転倒調査の内容は,過去1年間の転倒経験の有無と転倒回数,転倒発生時の状況(場所,時間帯,原因,方向,受傷内容)とし,自己記入式のアンケートにて調査した。股関節機能評価はHarris Hip Score(HHS)と日本整形外科学会股関節疾患評価質問票(JHEQ)を用いた。調査時期は,THA術前と術後1年時とした。転倒の定義は,「いかなる理由であっても人が地面,床またはより低い面へ予期せず倒れること」とし,めまいや自転車などの事故による転倒は解析対象から除外した。統計解析は,転倒経験者と転倒発生状況の割合の比較にはχ2検定を用い,HHSとJHEQのTHA前後での比較にはMann-WhitneyのU検定を用いた。有意水準は5%とした。


【結果】

調査対象者のうち除外基準に該当せず,欠損データのない股OA患者140名(THA群),健常者112名(健常群)を解析対象とした。平均年齢はTHA群が62.8±9.0歳,健常群が64.1±9.3歳であり,2群間に有意な差はなかった。
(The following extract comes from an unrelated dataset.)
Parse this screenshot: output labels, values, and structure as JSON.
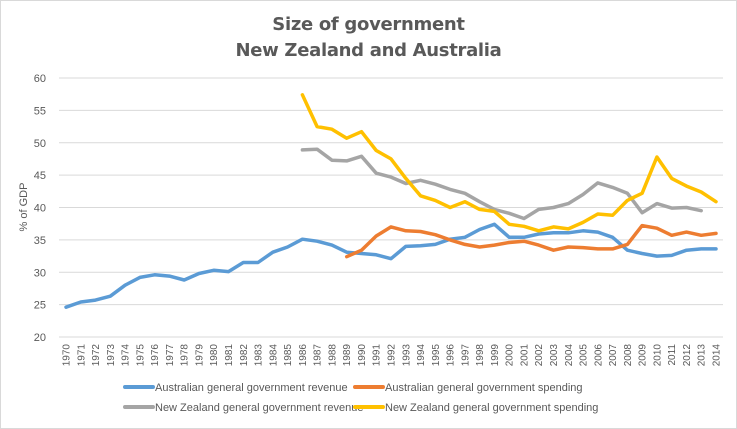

転倒発生率(転倒経験者)は,THA術前が31.4%(44名),術後が30%(42名)であり,術前後で有意な差はなかった。健常群の転倒発生率(転倒経験者)は,12.5%(14名)であり,転倒発生率はTHA群のほうが有意に高かった(p<0.01)。転倒発生時の状況は,術前,術後の順に,場所は「屋内」が45%,50%,「屋外」が42%,46%,「階段」が13%,4%であった。時間帯は「起床から10時まで」が10%,15%,「10時から17時まで」が70%,66%,「17時から就寝時まで」が20%,15%,「就寝時から起床まで」が0%,4%であった。原因は「滑った」が10%,12%,「つまずいた」が52%,47%,「バランスを崩した」が37%,37%,「人や物に当たった」が2%,3%,「その他」が0%,1%であった。方向は「前方」が53%,56%,「側方」が33%,22%,「後方」が13%,22%であった。受傷内容は「けがしなかった」が47%,63%,「打ち身」が37%,18%,「擦り傷」が8%,12%,「骨折」が8%,6%,「その他」が0%,1%であった。転倒発生時の場所,時間帯,原因,方向,受傷内容の全てにおいて術前後での割合の差はなかった。HHSとJHEQは術前に比べて術後のほうが有意に高く,術前後で改善がみられた(p<0.01)。


【結論】

THA前後で股関節機能は改善しているものの転倒発生率や転倒発生状況については変化がみられなかった。THA後1年間の転倒発生率は同年代の健常者に比べて高いことが明らかになった。